Also ich kann Svenna durchaus verstehen. An meinem Schwimmteich fängt es im /MärzApril mit verschiedenen Krötenarten  an, dann kommt der __ Teichfrosch und die Krönung ist zur Zeit mal wieder der grüne Laubfrosch (bis Ende Mai/Anfang Juni). Ich kann nur bestätigen, was auch in wikipedia steht, dass der Geräuschpegel des Laubfrosches gehörschädigendes Niveau (87 Dezibel) erreicht.

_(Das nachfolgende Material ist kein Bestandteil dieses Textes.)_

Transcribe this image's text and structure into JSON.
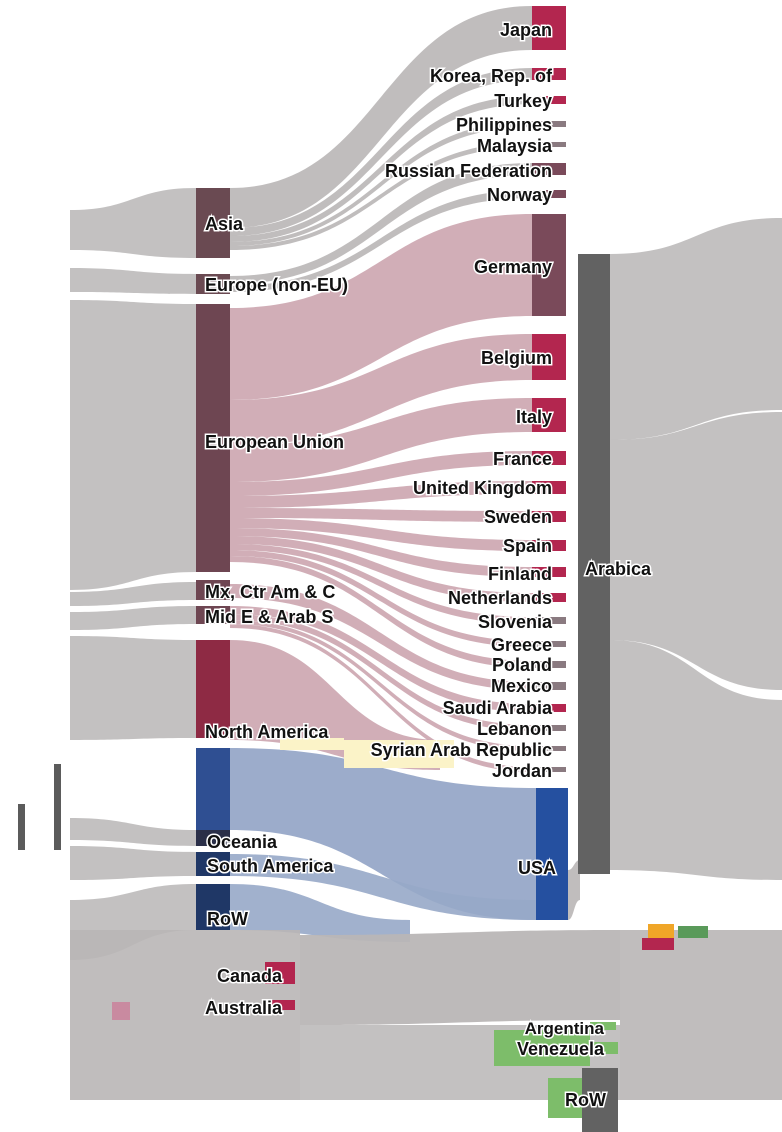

Und wenn man dann noch so ca. 5 - 6 oder auch schon mal mehr Exemplare dieser Art unter dem Schlafzimmerfenster hat, ist an Schlaf bis weit nach Mitternacht (manchmal bis in die frühen Morgenstunden) nicht zu denken. Das geht schon an die Substanz. Und Schlafentzug ist auf Dauer auch schädlich.

Grüsse aus Ungarn
Annette


----------



## Nikolai (18. Mai 2011)

*AW: Teichfrösche Verordnung!*

Hallo Anette,

87 Dezibel erreichen sie nur, wenn Du sie mit ins Bett nimmst.

Gruß Nikolai


----------



## Digicat (18. Mai 2011)

*AW: Teichfrösche Verordnung!*

Servus Annette

Kenne ich ... die __ Laubfrösche haben zwar nicht unter unseren Schlafzimmerfenster gequakt, sondern in ca. 10m Entfernung, aber .... 

Haben in dieser Zeit auf der anderen Seite des Hauses geschlafen 

Das sollte im Sinne des Tierschutzes dieses Opfer wert sein


----------



## derschwarzepeter (18. Mai 2011)

*AW: Teichfrösche Verordnung!*

Hi Svenna,
lieb gemeint, aber eben verboten:
Ich gehe davon aus, dass die Gesetzeslage auch in D so ist,
dass man einfach keine Amphibien fangen und wo anders aussetzen darf,
auch wenn ich persönlich das Gesetz in DIESER Form für absoluten Schwachsinn halte.
Sollte euch jemand anzeigen, wird das letztendlich ein Richter exekutieren und euch bestrafen,
wie auch, wenn du irgendwo 3 Kaulquappen fängst und nach Hause in deinen Teich bringst.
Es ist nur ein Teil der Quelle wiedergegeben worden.